In the robotics world this is sometimes distinguished between actuators that report "effort" (i.e. a current-derived estimate) and actuators that report torque (i.e. actual torque sensing or direct-drive with current sensing). Both can be useful, but "effort" is not torque.
Current will never directly give you torque in Nm which is a straw man argument - you will always have to know the motor constant, input voltage, coil resistance, and gear ratio to back out torque. That's characterizing the motor. Yeah, that's a lot of work for a hobbyist, but it's not at all unreasonable to consider a motor an excellent torque transducer - that's what it does.
If the current->torque behavior of motors with gearboxes could be generally well characterized, the entire distinct market sector of "cobots" would not exist because every industrial robotics vendor would have long had good torque modelling on their actuators.
As it stands, Universal Robots (and likely their clones) do use current->torque characterization for their actuators (which, amusingly, is then stored on a robot-specific USB drive or SD card), and their torque sensing is shit. Shit enough that for any useful force/torque application you still need a separate force/torque sensor. Schunk, for some of their electric parallel grippers with "force" feedback, only characterizes them at a single velocity and there is significant error in the force estimate at any other speed. Good current->torque characterization of a complete actuator is so difficult that approximately no vendors in the automation space are willing to do it.

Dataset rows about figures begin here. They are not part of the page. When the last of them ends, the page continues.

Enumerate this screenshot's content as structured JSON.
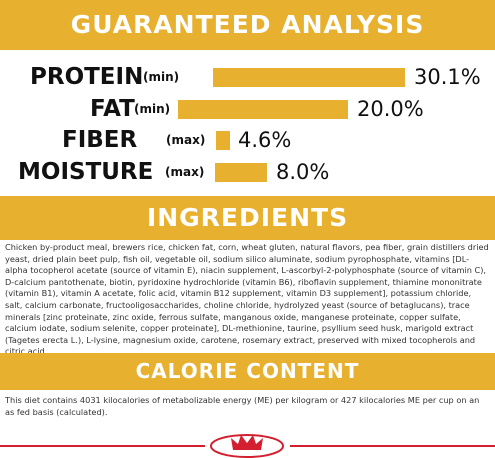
{
  "header": {
    "title": "GUARANTEED ANALYSIS"
  },
  "analysis": [
    {
      "name": "PROTEIN",
      "qualifier": "(min)",
      "value": "30.1%"
    },
    {
      "name": "FAT",
      "qualifier": "(min)",
      "value": "20.0%"
    },
    {
      "name": "FIBER",
      "qualifier": "(max)",
      "value": "4.6%"
    },
    {
      "name": "MOISTURE",
      "qualifier": "(max)",
      "value": "8.0%"
    }
  ],
  "ingredients": {
    "title": "INGREDIENTS",
    "text": "Chicken by-product meal, brewers rice, chicken fat, corn, wheat gluten, natural flavors, pea fiber, grain distillers dried yeast, dried plain beet pulp, fish oil, vegetable oil, sodium silico aluminate, sodium pyrophosphate, vitamins [DL-alpha tocopherol acetate (source of vitamin E), niacin supplement, L-ascorbyl-2-polyphosphate (source of vitamin C), D-calcium pantothenate, biotin, pyridoxine hydrochloride (vitamin B6), riboflavin supplement, thiamine mononitrate (vitamin B1), vitamin A acetate, folic acid, vitamin B12 supplement, vitamin D3 supplement], potassium chloride, salt, calcium carbonate, fructooligosaccharides, choline chloride, hydrolyzed yeast (source of betaglucans), trace minerals [zinc proteinate, zinc oxide, ferrous sulfate, manganous oxide, manganese proteinate, copper sulfate, calcium iodate, sodium selenite, copper proteinate], DL-methionine, taurine, psyllium seed husk, marigold extract (Tagetes erecta L.), L-lysine, magnesium oxide, carotene, rosemary extract, preserved with mixed tocopherols and citric acid."
  },
  "calories": {
    "title": "CALORIE CONTENT",
    "text": "This diet contains 4031 kilocalories of metabolizable energy (ME) per kilogram or 427 kilocalories ME per cup on an as fed basis (calculated)."
  }
}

The main keywords here are high gear ratio and cheap parts. I am not making universal claims about all use cases. For most sane designs, sure electric motors are great at converting energy into torque. Normally you would want most of the electric energy to be turned into useful work. Which implies that electric power directly correlates with mechanical power or torque*speed. The same can't always be said about gearboxes, especially for some of those targeted at hobby/toy use cases with crazy gear ratios like 1000:1 or higher. Gear ratio can be so high that you will strip the gears or make the shaft connection slip long before you can apply sufficient torque to slow down the dc motor which is almost free spinning and spending most of it's energy to overcome friction in first few gearbox stages instead of doing useful work. In a toy or hobby project when you want something to spin slowly it might not matter that the gearbox is <10% efficient if it allows you to reuse same cheap brushed DC motor as hundreds of other toys. Increased torque is partially a side effect of slowing down the tiny motor not the primary goal, although at those slower speeds you probably want slightly higher torque but nowhere near as much as what the gear ratio gives in theory. Even some non toy use cases like cheap home appliances might occasionally use crappy inefficient gearboxes and dumbest electronics possible, especially if the 1-3W motor isn't main consumer of power. There might not even be motor controller or MCU to monitor the current.
It's not always question of lot of work for hobbyist, as it is result of using cheap of the shelf parts and modules which are optimized with different goal in mind and give very poor signal to noise ratio. Doesn't matter how much characterization you do if the change in temperature, grease viscosity and distribution, plastic flex produces higher variance in motor load than any force you can apply to final gearbox stage. I guess the more careful choice of suitable combination of parts from more specialized stores can be considered "lot of work for hobbyist" compared to picking first result on amazon or whatever you found in your junk bin so your argument still stands.
Of course high gear ratio or slow speed doesn't always mean inefficient gearboxes. There are solutions for slow rotation with or without high gear ratio which are reasonably efficient thus allowing to use motor current for estimating torque. And any serious or well designed equipment will use them. But that usually means more complex gearbox, motor controller or purpose built electric motors all of which is either more expensive or require high MOQ orders from manufacturers.